In knapp vier Stunden von Frankfurt nach Tel Aviv, wo die 32-köpfige Reisegruppe in den frühen Morgenstunden im Hotel in Cäsarea eintraf. Reise nach Jerusalem: In wenigen Tagen durch viele Jahrtausende reisen - die Geheimnisse der heiligen Stätten zwischen Thora, Bibel und Koran.

Hier die kurze Skizzierung des Reiseverlaufs:
1. Tag: Tel Aviv, Cäsarea Maritim (Paulus Gefangenschaft), Berg Tabor, Tiberias am See Genezareth
2. Tag: Kapernaum, Jesus-Boot, Jordanquelle, Cäsarea Philippi, Berg der Seligpreisungen, Golanhöhen
3. Tag: Bootsfahrt auf dem See Genezareth, Akko (Kreuzritterhallen), Karmelberg, Drusendorf, Bahai-Tempel, Haifa, Nazareth
4. Qumran, Baden im Toten Meer, Massada (Felsenfestung von Herodes), Nimrod-Festung (Kreuzritterburg)
5. Tag: Kibbutz von Ben Gurion, Bethlehem (Mauer, Geburtskirche), Ölberg, Jerusalem (Altstadt)
6. Tag: Jerusalem (Tunnel Westtor), Via Dolorosa, Eröser- und Grabeskirche, Garten Gethsemane, Berg Zion, jüdisches Viertel
7. Tag: Jerusalem Neustadt, Mea Shearim, Knesset, Israel-Museum, Yad Vashem
8. Tag: Emmaus, Ashkelon, Yaffo, Tel Aviv (Stadtrundfahrt, Baden im Mittelmeer)
9. Tel Aviv (Diaspora-Museum, Stadtbesichtigung, Shopping)

Hier der Link zum Bericht des "Wiesbadener Tagblatt":
http://www.wiesbadener-tagblatt.de/region/wiesbaden/meldungen/9538041.htm

Die Rundreise zu den biblischen Orten im „Holy Land“ war zugleich auch eine Zeitreise. Rund 1.200 v. Chr. nahmen die Israeliten nach dem Auszug aus Ägypten das Land ein, 968 v. Chr. wurde von König Salomon in Jerusalem der erste Tempel gebaut, Herodes baute im Jahr 4 v. Chr. des zweiten Tempel, dann kam die Zeit Jesu, 1099 kamen die Kreuzritter nach Israel, 1948 die Staatsgründung - bis in die Gegenwart wurden rund 3.200 Jahre abgedeckt.

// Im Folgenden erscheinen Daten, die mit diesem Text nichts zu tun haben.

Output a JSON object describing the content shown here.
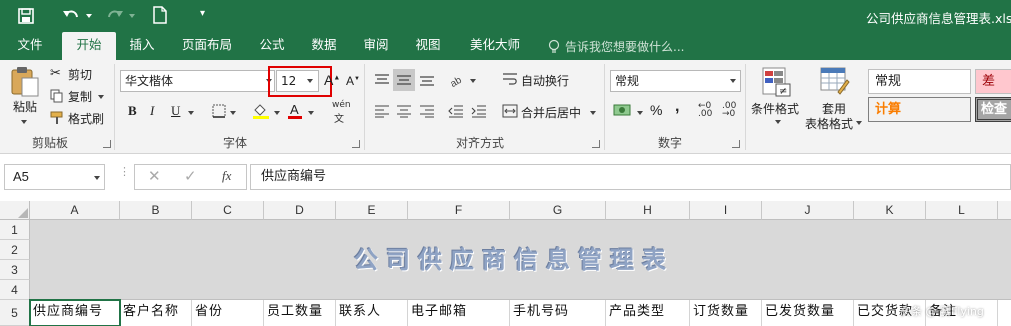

Nachfolgend kein Reisebericht – dafür gibt es ADAC-Reiseführer – sondern persönliche Anmerkungen zum „Heiligen Land“ und seinen Einwohnern:

1. Heilige Stätten
Die Lokalisierung der sog. Heiligen Stätten stellt sich oft schwierig dar, kompliziert und eher entmutigend, da sie nicht exakt zu finden sind. Alles ist wenig präzise. So präsentiert die Geburtskirche Jesu keinen Stall sondern eine Höhle und die Grabeskirche einen angefertigten Holzschrein, in den man absteigen muss, um einen Blick in eine kleine Gruft zu werfen. Der biblische Ort Emmaus wird mit vier Ortschaften in Verbindung gebracht. Nichts genaues weiss man nicht.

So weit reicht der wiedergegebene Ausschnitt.